Flüchtlinge unter Verdacht
Aus Nils‘ Klasse verbreiten einige Schüler böse Gerüchte über Flüchtlingskinder und die Bande erzählt dies sofort empört den Großeltern. Beide reagieren sehr sauer und der Opa berichtet, dass es früher hier schon Geflüchtete gegeben hat, auch in Opas Familie, die für ein kleines Mädchen mit roter Schleife im Haar und ihre Mutter ein Zimmer räumen mussten.
Oma und die Erbsensuppe
Von da an verhält sich Oma zunehmend seltsamer. Sie schaut viel Nachrichten, kocht kaum noch, packt einen Koffer und kauft hunderte Dosen Erbsensuppe, die sie in der Wohnung hortet. Opa kann nicht viel erklären und bittet die Kinder nur, sich doch in Nils Wohnung zu treffen anstatt bei ihnen. Da ist für die Bande klar, dass etwas nicht stimmt und „der Fall der Erbsensuppe“ gelöst werden muss.
Beschattung bei Nacht
Die Bande beginnt, Oma und Opa heimlich nachzuspionieren und vor allem Nils bekommt es mit der Angst zu tun, dass seine Eltern die Oma in ein Pflegeheim geben wollen. Eines Nachts schleichen sie sich in die Wohnung und diese durchsuchen heimlich. Neben ganz viel Erbsensuppe finden sie ein altes Fotoalbum von Oma mit Baby- und Kinderfotos, die bis 1944 datiert sind. Zuletzt finden sie noch ein Foto eines kleinen Mädchens mit roter Schleife im Haar aus dem Jahr 1945.
Opa klärt auf
Nachdem die Bande den Dosenstapel mit Erbsensuppe umgestoßen hat, sind auch alle Erwachsenen (bis auf Oma) wach. Nun ist es an der Zeit, dass die Kinder eine Erklärung bekommen. Opa berichtet, dass Oma als Kind aus ihrer Heimat geflohen ist und viel Elend im Krieg und auf der Flucht erlebt hat – wie Lina. Oma hat nun mehr und mehr Angst bekommen, erneut fliehen zu müssen und wollte dieses Mal, anders als früher, vorbereitet sein. Leider hat sie es damit etwas übertrieben und die Familie versucht nun, mit Hilfe eines Psychologen zu helfen. Dass sie ins Heim muss, steht zu Nils‘ großer Erleichterung nicht zur Debatte.
Fazit
Ich finde das Buch, nicht nur unter dem Aspekt der doch schwierigen Thematik, sehr gut gelungen. An das Thema „Integration von Flüchtlingen“ wird, vor allem durch die Figur Evis, schön pragmatisch und ohne erhobenen, moralisierenden Zeigefinger herangegangen. Beide nehmen Lina mit zu ihren Unternehmungen (aber schon klar mit dem Ziel, sie zu integrieren) und lassen sie einfach mitspielen, mitreden und mitstreiten. Lina ist mutig und stark, die Angst davor, abgeschoben zu werden oder über schreckliche Erlebnisse aus dem Krieg zu sprechen, merkt man ihr aber natürlich immer mal wieder an.

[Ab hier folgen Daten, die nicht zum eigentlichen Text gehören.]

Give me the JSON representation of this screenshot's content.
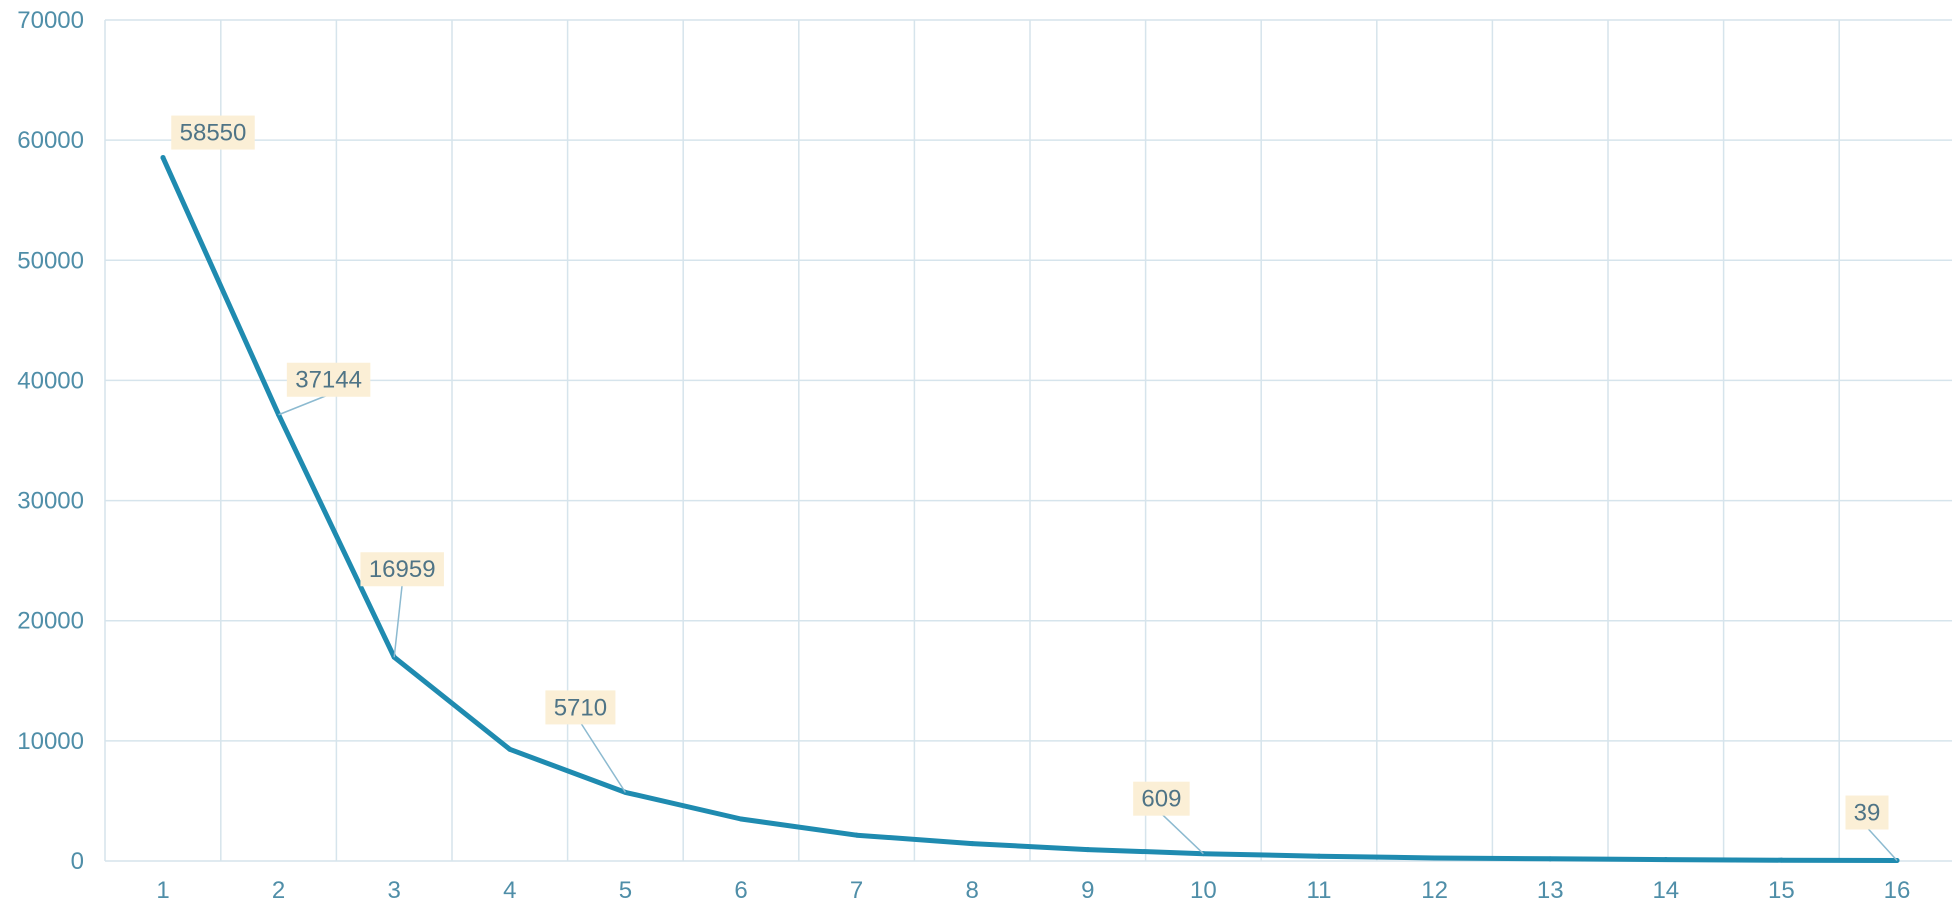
{
  "chart_data": {
    "type": "line",
    "title": "",
    "xlabel": "",
    "ylabel": "",
    "categories": [
      "1",
      "2",
      "3",
      "4",
      "5",
      "6",
      "7",
      "8",
      "9",
      "10",
      "11",
      "12",
      "13",
      "14",
      "15",
      "16"
    ],
    "series": [
      {
        "values": [
          58550,
          37144,
          16959,
          9300,
          5710,
          3500,
          2150,
          1450,
          950,
          609,
          400,
          250,
          180,
          120,
          70,
          39
        ]
      }
    ],
    "ylim": [
      0,
      70000
    ],
    "yticks": [
      "0",
      "10000",
      "20000",
      "30000",
      "40000",
      "50000",
      "60000",
      "70000"
    ],
    "xlim": [
      0.5,
      16.5
    ],
    "grid": true,
    "legend": "none",
    "annotations": [
      {
        "index": 0,
        "text": "58550"
      },
      {
        "index": 1,
        "text": "37144"
      },
      {
        "index": 2,
        "text": "16959"
      },
      {
        "index": 4,
        "text": "5710"
      },
      {
        "index": 9,
        "text": "609"
      },
      {
        "index": 15,
        "text": "39"
      }
    ],
    "colors": {
      "line": "#1f8bb0",
      "grid": "#d6e4ec",
      "tick_text": "#4f8ea8",
      "label_bg": "#fbefd6",
      "label_text": "#4f7486",
      "leader": "#8cbad0"
    }
  }
}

Die Großeltern bzw. hauptsächlich die Oma von Nils kennen all das, was Lina gerade durchgemacht hat. Es werden immer wieder Parallelen gezogen und beide können sich gut in sie hineinversetzen. Was Flucht und Kriegserlebnisse auch noch viele Jahrzehnte später bewirken können, wird bei der Oma deutlich. Dass das Buch ein offenes Ende hat und nicht klar ist, wie, wann und ob der Oma geholfen werden kann und der Alltag wieder einkehrt, finde ich gut. Zumindest die Hoffnung steht zumindest am Ende, dass sie aus ihrem Tief wieder hinaus kommt.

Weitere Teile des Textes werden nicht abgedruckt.